Abstract

Work stealing has proven to be an effective method for scheduling parallel programs on multicore computers. To achieve high performance, work stealing distributes tasks between concurrent queues, called deques, which are assigned to each processor. Each processor operates on its deque locally except when performing load balancing via steals. Unfortunately, concurrent deques suffer from two limitations: 1) local deque operations require expensive memory fences in modern weak-memory architectures, 2) they can be very difficult to extend to support various optimizations and flexible forms of task distribution strategies needed many applications, e.g., those that do not fit nicely into the divide-and-conquer, nested data parallel paradigm. For these reasons, there has been a lot recent interest in implementations of work stealing with non-concurrent deques, where deques remain entirely private to each processor and load balancing is performed via message passing. Private deques eliminate the need for memory fences from local operations and enable the design and implementation of efficient techniques for reducing task-creation overheads and improving task distribution.

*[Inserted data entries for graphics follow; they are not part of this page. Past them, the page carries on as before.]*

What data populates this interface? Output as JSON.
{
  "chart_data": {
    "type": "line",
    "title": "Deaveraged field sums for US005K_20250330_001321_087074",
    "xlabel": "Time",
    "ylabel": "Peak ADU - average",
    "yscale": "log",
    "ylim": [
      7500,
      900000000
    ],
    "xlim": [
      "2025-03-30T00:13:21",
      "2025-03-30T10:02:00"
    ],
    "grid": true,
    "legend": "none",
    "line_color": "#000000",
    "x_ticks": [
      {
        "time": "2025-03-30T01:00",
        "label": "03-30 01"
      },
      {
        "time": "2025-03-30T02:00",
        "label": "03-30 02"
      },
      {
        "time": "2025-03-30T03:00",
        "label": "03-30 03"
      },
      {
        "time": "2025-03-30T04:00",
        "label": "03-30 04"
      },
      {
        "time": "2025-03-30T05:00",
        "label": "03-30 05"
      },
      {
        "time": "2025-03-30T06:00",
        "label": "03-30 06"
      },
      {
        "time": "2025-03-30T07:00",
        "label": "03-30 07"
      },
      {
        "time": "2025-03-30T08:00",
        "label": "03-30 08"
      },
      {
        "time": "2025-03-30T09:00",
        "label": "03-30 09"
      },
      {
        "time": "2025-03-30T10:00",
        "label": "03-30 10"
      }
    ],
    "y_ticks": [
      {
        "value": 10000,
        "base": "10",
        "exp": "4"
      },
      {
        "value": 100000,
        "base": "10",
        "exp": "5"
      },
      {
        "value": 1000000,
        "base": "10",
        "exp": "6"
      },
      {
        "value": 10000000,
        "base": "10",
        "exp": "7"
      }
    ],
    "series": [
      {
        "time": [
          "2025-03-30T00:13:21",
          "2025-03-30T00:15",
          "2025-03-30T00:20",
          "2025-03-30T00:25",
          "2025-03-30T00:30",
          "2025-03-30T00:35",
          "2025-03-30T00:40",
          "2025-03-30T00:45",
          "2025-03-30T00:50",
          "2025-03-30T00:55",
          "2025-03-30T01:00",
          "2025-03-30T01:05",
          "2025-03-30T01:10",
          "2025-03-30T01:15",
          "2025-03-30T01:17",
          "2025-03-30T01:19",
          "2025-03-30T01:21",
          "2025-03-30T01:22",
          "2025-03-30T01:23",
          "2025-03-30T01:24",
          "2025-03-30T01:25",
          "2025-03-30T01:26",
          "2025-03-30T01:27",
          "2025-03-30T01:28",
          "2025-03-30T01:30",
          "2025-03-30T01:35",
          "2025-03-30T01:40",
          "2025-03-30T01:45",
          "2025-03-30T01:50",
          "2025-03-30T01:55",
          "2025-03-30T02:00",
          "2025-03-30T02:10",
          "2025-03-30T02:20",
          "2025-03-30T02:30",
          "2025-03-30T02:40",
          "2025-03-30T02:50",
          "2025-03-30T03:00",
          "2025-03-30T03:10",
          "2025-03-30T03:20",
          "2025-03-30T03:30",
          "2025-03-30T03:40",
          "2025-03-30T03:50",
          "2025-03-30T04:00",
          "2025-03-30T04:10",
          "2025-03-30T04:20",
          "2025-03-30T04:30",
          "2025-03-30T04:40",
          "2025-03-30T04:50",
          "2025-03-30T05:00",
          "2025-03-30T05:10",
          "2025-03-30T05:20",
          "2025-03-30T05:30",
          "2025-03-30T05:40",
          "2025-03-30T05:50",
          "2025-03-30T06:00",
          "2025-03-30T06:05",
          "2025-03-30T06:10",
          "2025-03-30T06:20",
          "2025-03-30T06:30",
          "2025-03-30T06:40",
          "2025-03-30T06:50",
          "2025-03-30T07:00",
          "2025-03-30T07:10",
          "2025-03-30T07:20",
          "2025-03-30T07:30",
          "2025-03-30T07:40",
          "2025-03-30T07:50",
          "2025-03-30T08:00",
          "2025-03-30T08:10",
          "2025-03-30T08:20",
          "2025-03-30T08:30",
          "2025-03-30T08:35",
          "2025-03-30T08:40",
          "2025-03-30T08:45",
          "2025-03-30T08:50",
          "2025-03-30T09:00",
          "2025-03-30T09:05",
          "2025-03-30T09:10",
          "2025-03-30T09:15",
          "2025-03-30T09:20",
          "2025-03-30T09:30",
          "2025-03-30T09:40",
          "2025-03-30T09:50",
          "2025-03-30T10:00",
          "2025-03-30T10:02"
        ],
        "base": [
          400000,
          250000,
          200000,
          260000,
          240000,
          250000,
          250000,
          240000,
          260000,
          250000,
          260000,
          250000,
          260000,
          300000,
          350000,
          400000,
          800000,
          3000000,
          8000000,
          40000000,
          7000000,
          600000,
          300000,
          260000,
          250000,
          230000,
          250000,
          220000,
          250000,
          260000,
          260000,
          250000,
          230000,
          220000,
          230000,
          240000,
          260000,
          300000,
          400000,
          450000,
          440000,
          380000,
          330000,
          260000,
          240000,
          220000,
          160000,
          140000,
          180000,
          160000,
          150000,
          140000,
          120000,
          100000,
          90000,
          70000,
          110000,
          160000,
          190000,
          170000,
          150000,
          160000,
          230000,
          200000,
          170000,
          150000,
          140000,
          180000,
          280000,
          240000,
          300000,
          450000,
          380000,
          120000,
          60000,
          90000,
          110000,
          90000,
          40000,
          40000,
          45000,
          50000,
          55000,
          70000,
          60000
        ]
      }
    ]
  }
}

These advantages, however, come at the cost of communication. It is not known whether work stealing with private deques enjoys the theoretical guarantees of concurrent deques and whether they can be effective in practice. In this paper, we propose two work-stealing algorithms with private deques and prove that the algorithms guarantee similar theoretical bounds as work stealing with concurrent deques. For the analysis, we use a probabilistic model and consider a new parameter, the branching depth of the computation. We present an implementation of the algorithm as a C++ library and show that it compares well to Cilk on a range of benchmarks. Since our approach relies on private deques, it enables implementing flexible task creation and distribution strategies. As a specific example, we show how to implement task coalescing and steal-half strategies, which can be important in fine-grain, non-divide-and-conquer algorithms such as graph algorithms, and apply them to the depth-first-search problem.